I tend to software bin my 6200 images after stacking, as the full size images can be a bit slow to process, especially if doing a mosaic.

2x2 software binning gives 2x the noise and 4x the signal, so a 2:1 improvement in S/N. Noise adds by using the square root, so with a read noise of say 2e, the 2x2 binned read noise is sqrt( 4 * (2^2))  = 4e. 🙂

Alan

Wait noise adds with the square root?? How does this work?

[symmetal]

Noise is random so one sample has no correlation to the previous or next sample, unlike the signal which will add samples together linearly. If we had a noise free signal arriving that registered say 10 units arriving per second on the sensor we would register 10, 20, 30, 40, 50 units on the sensor over 5 seconds.

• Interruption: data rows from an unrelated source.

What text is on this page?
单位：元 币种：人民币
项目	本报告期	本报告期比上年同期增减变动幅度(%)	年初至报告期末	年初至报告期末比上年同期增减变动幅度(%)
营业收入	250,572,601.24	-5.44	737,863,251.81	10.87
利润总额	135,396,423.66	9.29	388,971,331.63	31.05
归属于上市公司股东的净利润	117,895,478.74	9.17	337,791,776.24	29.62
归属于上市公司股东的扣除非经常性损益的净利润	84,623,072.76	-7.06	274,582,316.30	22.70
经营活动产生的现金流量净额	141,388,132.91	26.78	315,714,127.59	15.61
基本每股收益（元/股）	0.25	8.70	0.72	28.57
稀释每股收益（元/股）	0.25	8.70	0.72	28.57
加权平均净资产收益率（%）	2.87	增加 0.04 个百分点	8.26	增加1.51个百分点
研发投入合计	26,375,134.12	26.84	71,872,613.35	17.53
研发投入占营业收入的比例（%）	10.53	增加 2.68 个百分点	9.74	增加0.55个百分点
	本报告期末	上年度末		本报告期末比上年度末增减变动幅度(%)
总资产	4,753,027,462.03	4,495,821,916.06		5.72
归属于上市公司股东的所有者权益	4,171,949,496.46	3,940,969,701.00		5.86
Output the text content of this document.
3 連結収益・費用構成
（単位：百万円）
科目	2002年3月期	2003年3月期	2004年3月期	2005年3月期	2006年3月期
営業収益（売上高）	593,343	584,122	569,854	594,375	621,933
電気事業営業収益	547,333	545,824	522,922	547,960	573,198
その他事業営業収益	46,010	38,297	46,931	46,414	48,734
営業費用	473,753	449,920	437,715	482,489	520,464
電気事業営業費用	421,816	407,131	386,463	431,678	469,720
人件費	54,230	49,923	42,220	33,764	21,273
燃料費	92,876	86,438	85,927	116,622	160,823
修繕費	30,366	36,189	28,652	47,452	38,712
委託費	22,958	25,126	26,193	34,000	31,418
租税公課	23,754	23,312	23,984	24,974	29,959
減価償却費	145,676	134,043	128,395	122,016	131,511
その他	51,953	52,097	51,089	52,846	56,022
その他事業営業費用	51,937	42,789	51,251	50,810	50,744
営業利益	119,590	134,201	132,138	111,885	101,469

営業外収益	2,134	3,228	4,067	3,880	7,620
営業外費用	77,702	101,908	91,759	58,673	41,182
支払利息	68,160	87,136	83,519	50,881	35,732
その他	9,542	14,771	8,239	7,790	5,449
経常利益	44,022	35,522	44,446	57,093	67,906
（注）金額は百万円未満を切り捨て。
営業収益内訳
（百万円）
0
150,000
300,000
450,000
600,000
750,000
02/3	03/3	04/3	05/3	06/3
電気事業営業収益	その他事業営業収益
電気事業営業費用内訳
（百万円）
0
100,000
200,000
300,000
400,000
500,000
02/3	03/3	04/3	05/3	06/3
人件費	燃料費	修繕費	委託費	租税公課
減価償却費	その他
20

As there is noise present the actual values arriving wouldn't be 10, 10, 10, 10, 10 but something like 9.9, 10.2, 9.8, 10.0 10.1

On those five samples the noise is -0.1, 0.2, -0.2, 0.0, 0.1 units. In reality the noise will be a random +ve or -ve value away from the expected 10 units, with the magnitude of the variation dependent on the poisson  distribution curve so there will be many more small noise variations compared to large noise variations.

You can consider these noise samples as vectors pointing either in either a +ve or -ve direction, with the length of the vector being how far away it is from the noise free value of 10. Over many samples it's likely that the next noise sample will tend to have a value averageing about 0 so it's vector direction likely ends up near 90 degrees to the previous sample which was possibly slightly +ve or slightly -ve.

Over many samples these noise vectors can be considered to be at 90 degrees to each other so the final noise value is the vector addition of these vectors, which is the hypotenuse of the triangle formed by the two noise vectors. Pythagoras says the length of the hypotenuse (of a right-angled triangle) is the square root of the sum of the squares of the other two sides. Hence my initial formula adding the four noise vectors together using Pythagoras. 🙂

I'm sure that was as clear as mud. 😁

That's my best understanding as to why noise vectors are considered to be at 90 degrees to each other, but I'm sure @vlaiv will be able to give you a better answer if I'm wrong.😉

Alan

Edited March 17 by symmetal

[ONIKKINEN]

If you swamp read noise by some factor at bin1, then any level of binning further will also be swamped by the same amount so you dont really need to worry about extra effective read noise at bin2.

I'd go with the mono camera, if within budget. The price on that thing makes me a bit light headed though... Better test current camera performance first and then figure out if full frame is worth it.